- From “Act of God” to “Act of shareholder” in the petro chemical industry
- Association questions legality of recent high number of Force Majeure declarations
- Production lines across Europe are forced to stop at the plastics converting level
The European Compounders and Masterbatchers Association (EuMBC) questions the legality of recent high number of Force Majeure declarations. The reliability of the European polymer producing industry continues to raise serious concerns as over 40 force majeure situations have been declared in a period of only four months. Due to this sudden material shortage, production lines across Europe are forced to stop at the plastics converting level, alarming brand owners and OEMs. Meanwhile, raw material prices continue to rise to record highs due to this shortage of materials.
Alliance for Polymers for Europe assist raw material users
“EuPC has set up the Alliance for Polymers for Europe, during its recent General Assembly in Warsaw in order to bring all forces together to fight this unjustified situation. It seems that after months of low oil prices the petro chemical industry appears to be clawing back margins in the polymer value chain by stopping some crackers in Europe one after the other. This situation is very serious, risking future customers for raw material producers and raising several antitrust concerns. Due to the increased pressure of several trade associations, users, OEMs and brand owners, the EU authorities are starting to look deeper into these force majeure situations,” stated EuPC President Michael Kundel.
Companies face possible bankruptcies
The Alliance for Polymers for Europe will provide detailed information on the current polymer market and help assist raw material users through its network of national plastics associations, as well as assist companies in requesting suspension of certain EU import duties to relieve the current shortages on polymer markets – a situation which is not expected to improve in the near future. Some companies will not survive this period due to their lack of sufficient volumes in stock, a consequence of the low demand in 2014. As a result, these companies face possible bankruptcies.

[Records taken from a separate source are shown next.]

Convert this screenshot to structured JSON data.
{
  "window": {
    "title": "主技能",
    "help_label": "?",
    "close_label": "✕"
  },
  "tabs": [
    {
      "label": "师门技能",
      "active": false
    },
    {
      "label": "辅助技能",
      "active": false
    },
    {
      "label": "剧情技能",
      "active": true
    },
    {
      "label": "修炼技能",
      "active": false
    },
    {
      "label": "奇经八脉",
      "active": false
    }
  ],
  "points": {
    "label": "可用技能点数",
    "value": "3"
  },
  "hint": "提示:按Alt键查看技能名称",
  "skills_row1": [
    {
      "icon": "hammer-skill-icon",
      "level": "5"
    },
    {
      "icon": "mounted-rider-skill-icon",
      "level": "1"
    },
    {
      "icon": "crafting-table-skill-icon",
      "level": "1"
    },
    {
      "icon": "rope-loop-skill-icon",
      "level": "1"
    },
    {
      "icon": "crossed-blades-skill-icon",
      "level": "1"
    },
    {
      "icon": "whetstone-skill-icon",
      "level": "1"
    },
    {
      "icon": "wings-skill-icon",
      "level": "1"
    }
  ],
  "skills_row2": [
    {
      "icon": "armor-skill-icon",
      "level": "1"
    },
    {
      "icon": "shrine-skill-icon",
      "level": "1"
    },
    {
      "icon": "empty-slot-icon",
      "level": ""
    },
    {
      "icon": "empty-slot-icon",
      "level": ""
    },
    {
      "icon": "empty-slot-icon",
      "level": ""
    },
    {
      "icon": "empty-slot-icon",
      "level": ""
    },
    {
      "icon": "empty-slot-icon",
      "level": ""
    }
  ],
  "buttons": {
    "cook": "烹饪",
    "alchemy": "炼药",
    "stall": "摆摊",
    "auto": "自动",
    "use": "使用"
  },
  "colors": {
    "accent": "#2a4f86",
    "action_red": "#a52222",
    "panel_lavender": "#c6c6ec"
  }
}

Aging polymer sites: some had more than 11 force majeure declarations in 2 years
The Polymers for Europe Alliance will also initiate a study on the aging of polymer sites in Europe, together with industry and independent experts, so as to provide more transparency on the future development of the polymer production sites in Europe. According to existing market intelligence, some sites had more than 11 force majeure declarations in two years and the situation is not improving.
More material to be imported from outside the EU
The Alliance will take the form of a European coalition, beyond the plastics converting industry, and will be open to all companies and associations in Europe that need more information on how to supply their business with polymers in the next 5-10 years. A search for more material to be imported from outside the EU (where more modern production sites exist) will be conducted, as well as the potential setting up of group purchasing platforms (in compliance with EU competition law).
A Polymers for Europe Alliance website will be live by the end of June 2015 in partnership with Polyglobe and the Swiss based King & Spalding law firm through the website of Polymer Comply Europe. Companies and trade associations will have the opportunity to join free of charge as soon as the website goes live.
Mr. Ron Marsh will lead the Alliance towards its strategic objectives and report to the EuPC Steering Committee.
Plastics converters can now rate their polymer suppliers
“All plastics converters in Europe will now have the possibility to rate their polymer suppliers on specific customers’ criteria and some basic commercial and ethical rules will hopefully be reinstated. The best polymer supplier for Europe will be announced next year in 2016 during the EuPC Annual Meeting in Lyon, France. Hopefully the situation will have improved by then” said Ron Marsh.